PyPy does not have a GIL, and it does not use reference-count-based garbage collection, so on the face of it, it seems like it would be a lot more CoW-friendly. The docs also say that PyPy does not do a gc.collect() at shutdown, which is another change mentioned in the article.
PyPy does not have a GIL
According to their FAQ, they still have a gil. They were looking into replacing the GIL with STM a while ago, but I don’t recall that ever landing.
Ah, my mistake. I knew they did not use reference-count-based garbage collection, and I knew that was the big sticking point for the CPython GIL, so I leapt to a conclusion.
The GIL is necessary for compatibility with CPython extensions. Other implementations have removed their GIL because they live in other contexts, but PyPy wants to retain that compatibility and be a CPython drop-in replacement.
I’m surprised they were able to remove the reference-counting, but I don’t know enough about Python extensions to know why, maybe they indicate ownership of objecs in some other way? Or does PyPy not use refcounting itself, but supports it alongside gc, to support extensions? Or do some extensions just not work with PyPy even though most do?
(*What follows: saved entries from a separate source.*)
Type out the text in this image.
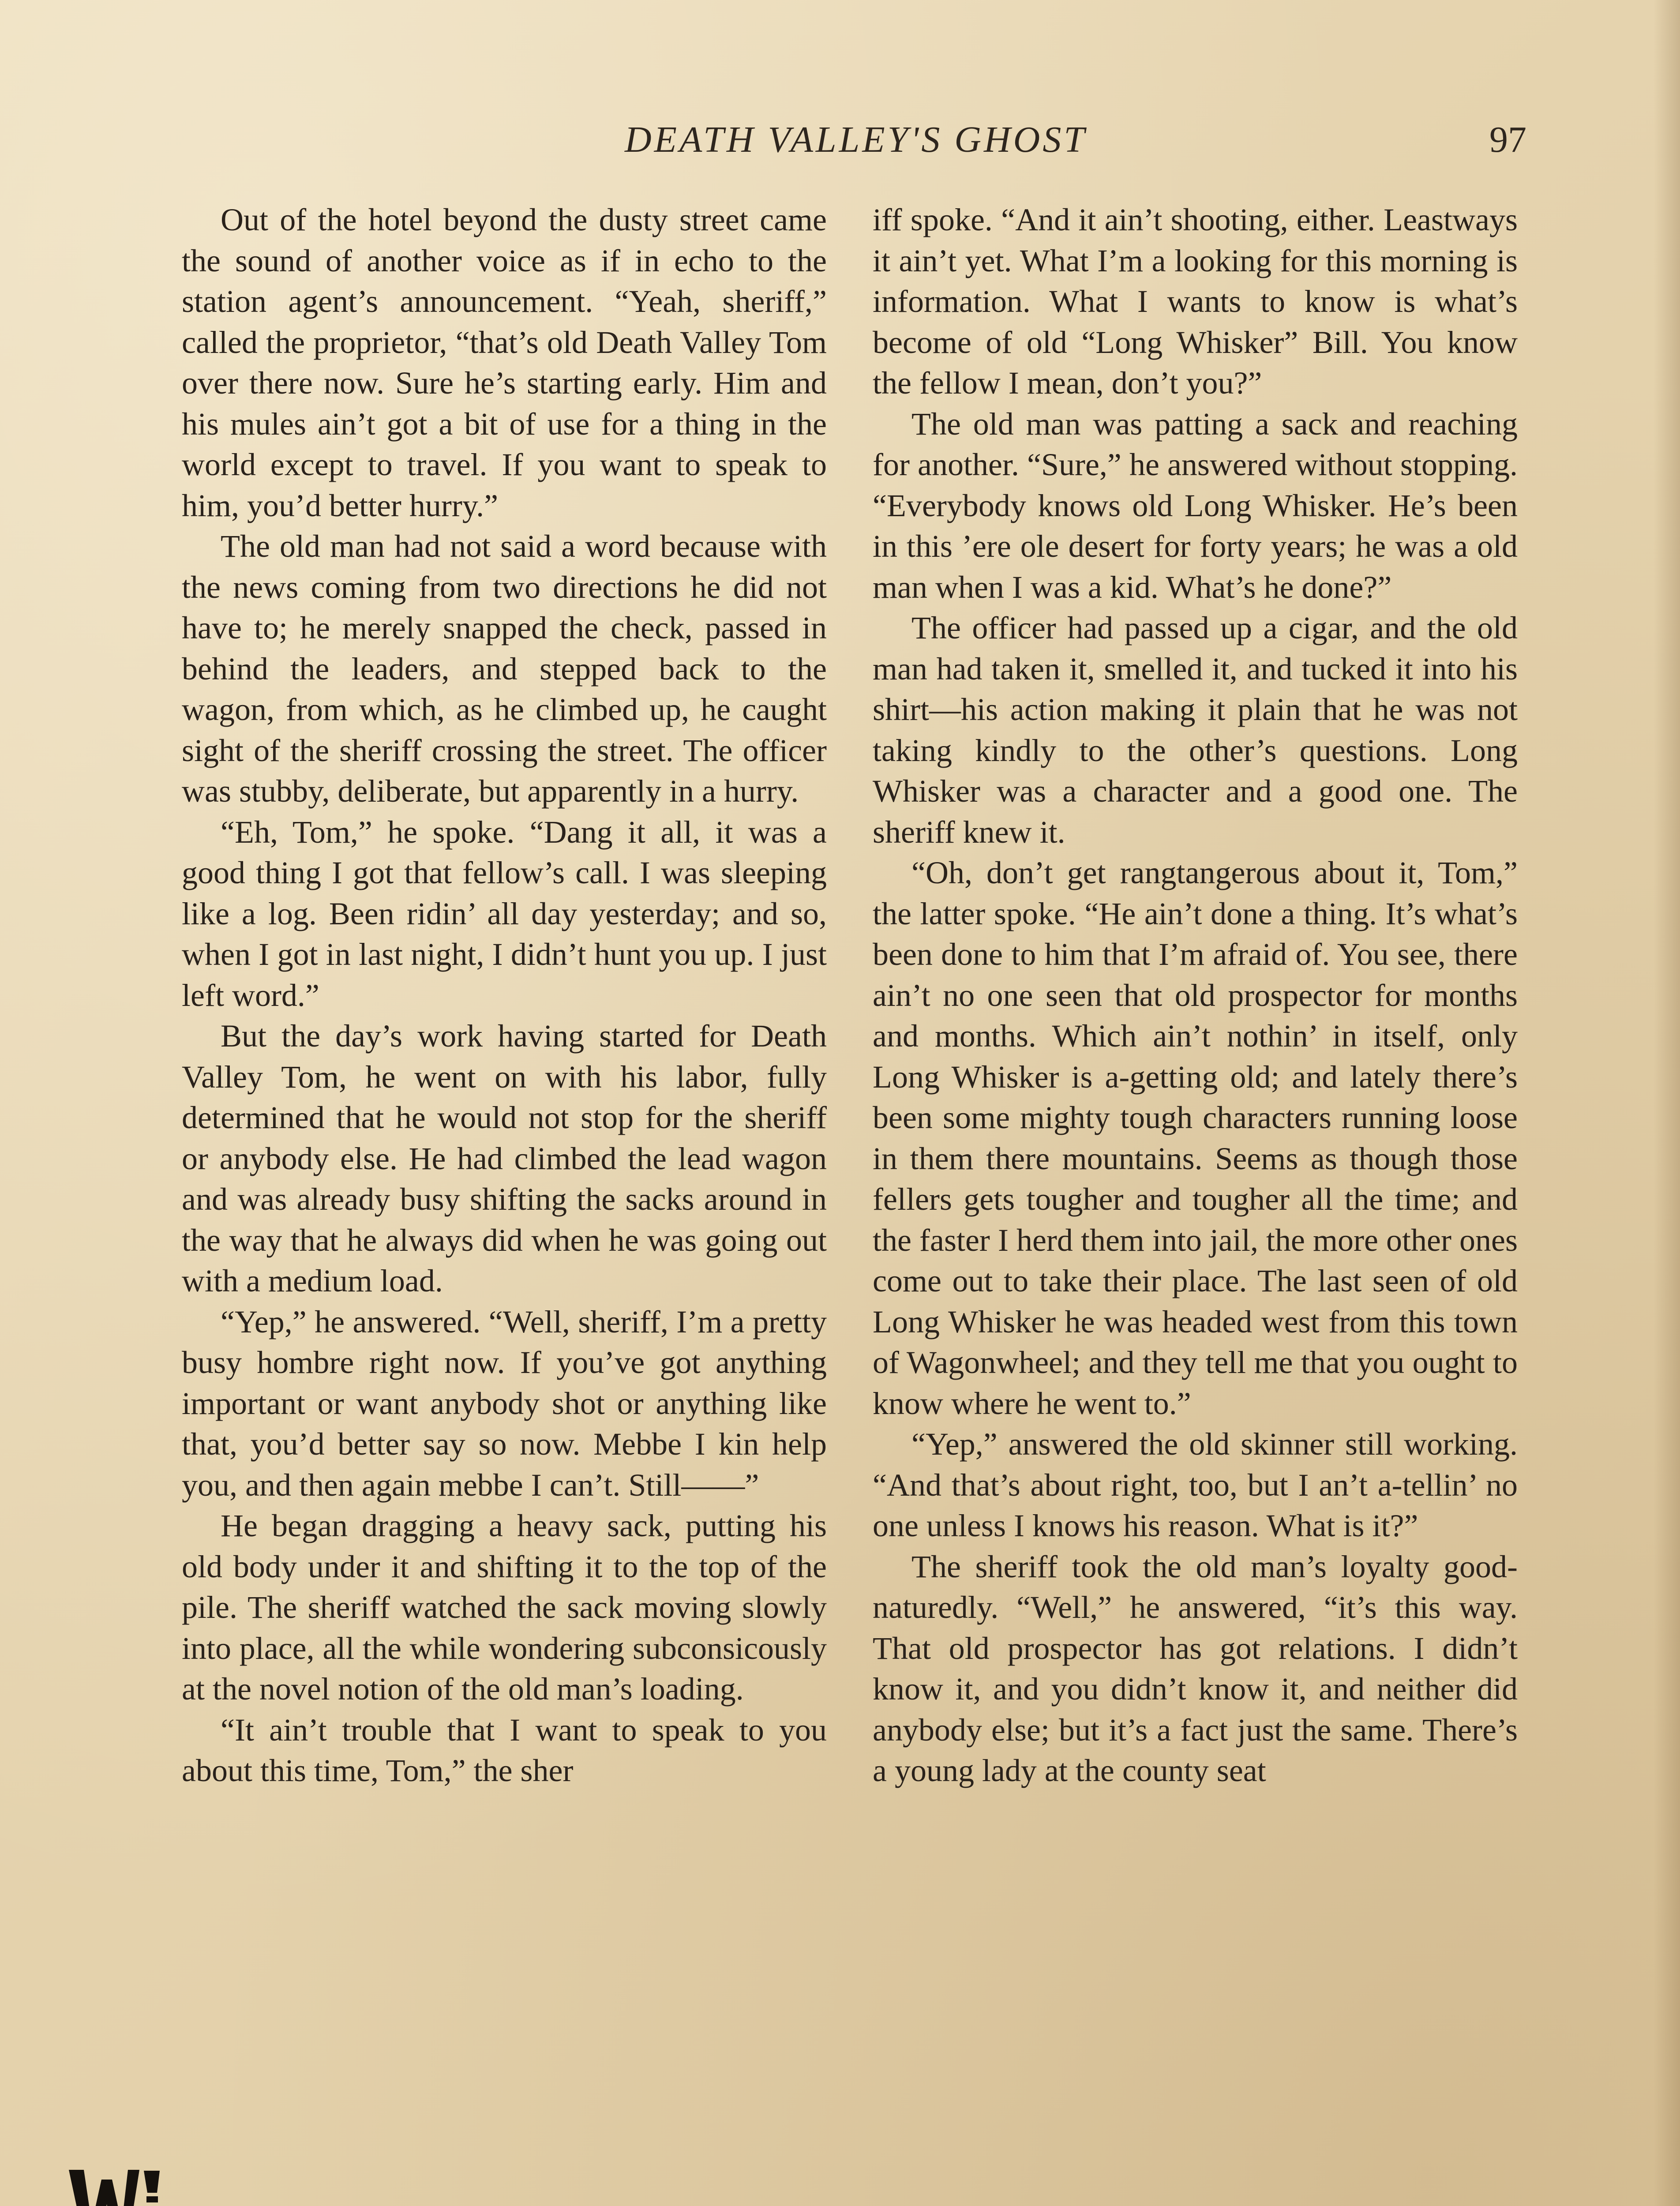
DEATH VALLEY'S GHOST	97

Out of the hotel beyond the dusty street came the sound of another voice as if in echo to the station agent’s announcement. “Yeah, sheriff,” called the proprietor, “that’s old Death Valley Tom over there now. Sure he’s starting early. Him and his mules ain’t got a bit of use for a thing in the world except to travel. If you want to speak to him, you’d better hurry.”

The old man had not said a word because with the news coming from two directions he did not have to; he merely snapped the check, passed in behind the leaders, and stepped back to the wagon, from which, as he climbed up, he caught sight of the sheriff crossing the street. The officer was stubby, deliberate, but apparently in a hurry.

“Eh, Tom,” he spoke. “Dang it all, it was a good thing I got that fellow’s call. I was sleeping like a log. Been ridin’ all day yesterday; and so, when I got in last night, I didn’t hunt you up. I just left word.”

But the day’s work having started for Death Valley Tom, he went on with his labor, fully determined that he would not stop for the sheriff or anybody else. He had climbed the lead wagon and was already busy shifting the sacks around in the way that he always did when he was going out with a medium load.

“Yep,” he answered. “Well, sheriff, I’m a pretty busy hombre right now. If you’ve got anything important or want anybody shot or anything like that, you’d better say so now. Mebbe I kin help you, and then again mebbe I can’t. Still——”

He began dragging a heavy sack, putting his old body under it and shifting it to the top of the pile. The sheriff watched the sack moving slowly into place, all the while wondering subconsicously at the novel notion of the old man’s loading.

“It ain’t trouble that I want to speak to you about this time, Tom,” the sher

iff spoke. “And it ain’t shooting, either. Leastways it ain’t yet. What I’m a looking for this morning is information. What I wants to know is what’s become of old “Long Whisker” Bill. You know the fellow I mean, don’t you?”

The old man was patting a sack and reaching for another. “Sure,” he answered without stopping. “Everybody knows old Long Whisker. He’s been in this ’ere ole desert for forty years; he was a old man when I was a kid. What’s he done?”

The officer had passed up a cigar, and the old man had taken it, smelled it, and tucked it into his shirt—his action making it plain that he was not taking kindly to the other’s questions. Long Whisker was a character and a good one. The sheriff knew it.

“Oh, don’t get rangtangerous about it, Tom,” the latter spoke. “He ain’t done a thing. It’s what’s been done to him that I’m afraid of. You see, there ain’t no one seen that old prospector for months and months. Which ain’t nothin’ in itself, only Long Whisker is a-getting old; and lately there’s been some mighty tough characters running loose in them there mountains. Seems as though those fellers gets tougher and tougher all the time; and the faster I herd them into jail, the more other ones come out to take their place. The last seen of old Long Whisker he was headed west from this town of Wagonwheel; and they tell me that you ought to know where he went to.”

“Yep,” answered the old skinner still working. “And that’s about right, too, but I an’t a-tellin’ no one unless I knows his reason. What is it?”

The sheriff took the old man’s loyalty good-naturedly. “Well,” he answered, “it’s this way. That old prospector has got relations. I didn’t know it, and you didn’t know it, and neither did anybody else; but it’s a fact just the same. There’s a young lady at the county seat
Maybe I missed something but I was hoping/expecting to see some info on reducing the need for GC by eliminating cycles. Python can theoretically run without GC and only rely on refcounts, although in practice many libraries create cycles.
Umm, yeah, was it early Perl5 which didn’t collect reference cycles? I think I remember writing code to break them manually as part of an object destructor. It was a little annoying to have to do it, but not hard and improved performance considerably.
There is a lot of in going research in reference counting, which has produced reference counting implementations that are comparable to tracing GCs. They tend to do things like delay decrements or do them all at once, or other tricks like that. See this paper.
If CPython holds on to ref counting, it might be interesting to see if some of that work would make a difference.